Die ehemaligen Polizeistationen an den Boulevards de la Carrière in Hull und Gréber in Gatineau werden verkauft. Mit dem Verkaufserlös hofft die Stadt, die Endrechnung um 40 Millionen zu reduzieren. In der Zwischenzeit wird die Stadt 187 Millionen Kredite aufnehmen, um das Projekt zu finanzieren.

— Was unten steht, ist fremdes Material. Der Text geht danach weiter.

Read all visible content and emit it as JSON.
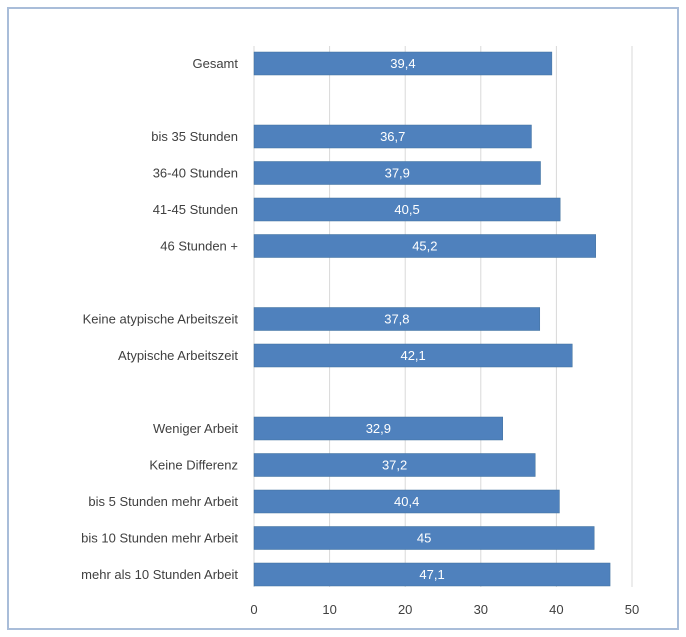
{
  "chart_data": {
    "type": "bar",
    "orientation": "horizontal",
    "categories": [
      "Gesamt",
      "",
      "bis 35 Stunden",
      "36-40 Stunden",
      "41-45 Stunden",
      "46 Stunden +",
      "",
      "Keine atypische Arbeitszeit",
      "Atypische Arbeitszeit",
      "",
      "Weniger Arbeit",
      "Keine Differenz",
      "bis 5 Stunden mehr Arbeit",
      "bis 10 Stunden mehr Arbeit",
      "mehr als 10 Stunden Arbeit"
    ],
    "values": [
      39.4,
      null,
      36.7,
      37.9,
      40.5,
      45.2,
      null,
      37.8,
      42.1,
      null,
      32.9,
      37.2,
      40.4,
      45,
      47.1
    ],
    "value_labels": [
      "39,4",
      "",
      "36,7",
      "37,9",
      "40,5",
      "45,2",
      "",
      "37,8",
      "42,1",
      "",
      "32,9",
      "37,2",
      "40,4",
      "45",
      "47,1"
    ],
    "xlim": [
      0,
      50
    ],
    "xticks": [
      0,
      10,
      20,
      30,
      40,
      50
    ],
    "xtick_labels": [
      "0",
      "10",
      "20",
      "30",
      "40",
      "50"
    ],
    "title": "",
    "xlabel": "",
    "ylabel": "",
    "grid": "vertical",
    "legend": "none",
    "colors": {
      "bar": "#4f81bd",
      "bar_stroke": "#41719c",
      "grid": "#d9d9d9",
      "border": "#a9bdd9"
    }
  }
}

Dabei handelt es sich um einen erheblichen Rückgriff auf Schulden, die von der Finanzabteilung festgelegte Schuldenquote im Verhältnis zum Gemeindehaushalt wird jedoch stets eingehalten.

Entsperren

Kein gewählter Beamter hat dies am Montag so ausgedrückt, aber der überstürzte Abgang von France Bélisle hat offensichtlich einen Durchbruch in dieser heiklen Angelegenheit ermöglicht, die die Halbzeit des Ex-Bürgermeisters markiert haben wird. Der Mann, der bis vor Kurzem Vorsitzender von Action Gatineau war, Steve Moran, und der Präsident des Gemeinderats, Steven Boivin, betonten beide lieber die Rolle von Bürgermeister Daniel Champagne, der in dem Tumult die Leitung der Aktion übernahm Stadt im Februar. Die eifrigsten Verfechter des vom ehemaligen Bürgermeister verteidigten Projekts schwiegen jedoch am Dienstag während der Beratungen des Gemeinderats.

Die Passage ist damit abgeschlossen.